Traditional thinking such as “Buy-a-house-and-be-set-for-life” or “Buy-two-properties-and-live-off-the-rental” now needs extensive qualification to still hold true. Even seasoned investors have been left burdened by staggering increases in municipal rates, home maintenance and insurance costs compounded by poor performing rental yields in some price brackets.

Buy

Buying when interest rates are at historical lows can catch home owners unawares when the inevitable – a rate hike – appears. Emotive buying can disguise the reality of ownership costs. When realisation dawns they may have no alternative other than to sell and could be hit with the double whammy of poor capital growth. Some are left in the unenviable position of having to sell below their initial purchase price. Particularly affected are those trying to sell unimproved or vacant land. The happy flip side, however, is that when the purchase is done with forethought along with a sufficient financial buffer, qualified buyers can benefit from a surfeit of desperate sellers.

Sell

Selling in the current real-estate cycle is not to be taken lightly. Clearly defined reasons are needed. Buyers are spoilt for choice and will use the leverage of a buyers’ market. Some estate agents may offer a high “market value” to win the mandate but nothing changes the true value – what a willing buyer will pay. The reality is that over 84% of sellers are forced to discount their asking price. The average discount is 10% and that blow has to be absorbed after waiting, on average, for 15.6 weeks to close the sale.

Buy-To-Let

Property investment is chosen for purely speculative growth, long-term income generation or a combination of the two. In either case, pricing is vital. Speculating on short-term capital growth is unrealistic in the present economic climate unless the distressed property market presents a bargain. In addition, capital gains tax (CGT) can cap returns on medium-to-long term speculation.

If long-term letting as an income generator is chosen, then a reality check is in order. Growth in the >R15, 000/month band is deep in negative territory (-8.5%) whereas the lower bands (< R5000 / month) are offering marginally positive yields.

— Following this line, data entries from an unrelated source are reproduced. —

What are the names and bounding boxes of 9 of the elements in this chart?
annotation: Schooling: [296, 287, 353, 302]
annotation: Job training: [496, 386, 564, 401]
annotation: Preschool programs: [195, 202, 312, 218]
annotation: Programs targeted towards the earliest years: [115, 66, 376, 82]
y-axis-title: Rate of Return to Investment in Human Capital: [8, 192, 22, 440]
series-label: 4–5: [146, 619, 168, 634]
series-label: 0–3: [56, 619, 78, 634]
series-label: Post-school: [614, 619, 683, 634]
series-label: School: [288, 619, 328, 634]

Using the national average rental of R5, 180/month, the gross annual return on a mid-priced house (R970 000), is a modest 6.4%.

After municipal rates and other unavoidable ownership costs are stripped out, the example above underperforms even conservative investment models such as retail savings bonds (capital growth excluded).

Rent

Due to high deposit requirements for mortgages, wise first-timers are choosing to rent before dipping their toes into the property market. The key is to save the difference between the monthly rental and the bond repayment on the equivalent house.

Using the example above and paying R5, 180/month in rent, the prospective homeowner would need to save an additional R3, 400/month to get used to the cost of bond repayments. To secure a reasonable 12% homeloan deposit would take three years of disciplined saving. An intelligent choice!

Stay

To stay is a conscious choice. It is not a cop-out nor is it about “making do”. In fact it may be indicative of prudent financial planning. With debt-to-income ratios above 76% very few households in South Africa can absorb the high cost of moving to a new home, let alone make necessary modifications. To stay is a decision to forgo transfer costs, attorney fees and bond registration costs. Unless circumstances dictate otherwise, to stay where you are in a home you can afford while reducing your debt burden may be the wisest choice of all. Whatever your choice, proceed with caution as the realities of our strained economic cycles are played out both domestically and in the international arena.